I’m developing an Android app for instant speech-to-speech translation with a strong focus on offline operation and low latency.
Requirements:
Target devices: Android 10+ on mid-range hardware such as Snapdragon 778G with 8 GB RAM
Language pairs: EN↔RU and EN↔FR, with possible expansion later
Offline-first approach
Privacy-focused design, ideally without cloud APIs
Target latency: under 500 ms from microphone input to translated audio output
Current pipeline:
Speech-to-text → local translation model → text-to-speech
Problems I’m running into:
Speech recognition latency is around 1.5 seconds even when using partial results
Local translation models are too slow on mid-range devices
The audio pipeline can block the UI if not handled carefully
Main questions:
What architecture is most practical for sub-500 ms speech-to-speech translation on Android?
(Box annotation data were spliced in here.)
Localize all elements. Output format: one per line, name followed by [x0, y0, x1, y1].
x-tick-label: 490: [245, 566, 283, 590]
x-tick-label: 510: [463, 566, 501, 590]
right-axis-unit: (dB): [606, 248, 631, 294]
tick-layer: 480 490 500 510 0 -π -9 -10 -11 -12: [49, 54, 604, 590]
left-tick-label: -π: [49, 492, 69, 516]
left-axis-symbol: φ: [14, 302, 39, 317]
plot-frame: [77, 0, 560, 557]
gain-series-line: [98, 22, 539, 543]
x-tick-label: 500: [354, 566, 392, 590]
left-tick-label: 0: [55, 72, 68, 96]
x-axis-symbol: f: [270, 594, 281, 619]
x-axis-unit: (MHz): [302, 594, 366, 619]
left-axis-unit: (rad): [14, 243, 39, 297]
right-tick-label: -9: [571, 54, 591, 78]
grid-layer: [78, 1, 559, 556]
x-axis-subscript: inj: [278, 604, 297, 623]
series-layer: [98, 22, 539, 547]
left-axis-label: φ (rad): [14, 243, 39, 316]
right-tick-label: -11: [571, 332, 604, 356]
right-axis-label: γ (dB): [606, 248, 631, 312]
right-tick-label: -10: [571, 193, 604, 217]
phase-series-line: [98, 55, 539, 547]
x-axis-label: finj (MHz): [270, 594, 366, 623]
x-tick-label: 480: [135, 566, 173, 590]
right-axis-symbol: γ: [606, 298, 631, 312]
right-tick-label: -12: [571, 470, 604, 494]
Which local translation models are currently the best fit for mobile devices if size and inference speed are the main constraints?
What is the best strategy for handling partial speech recognition results without triggering translation too early?
What threading or pipeline design works best for this kind of audio workflow on Android?
I’d especially appreciate answers based on practical experience with TensorFlow Lite, ONNX Runtime Mobile, or similar mobile inference setups. My main goal is to understand what architecture and optimization strategy are realistic for low-latency offline translation on Android.
If it's not a secret, how much space does an offline language database take up on a device?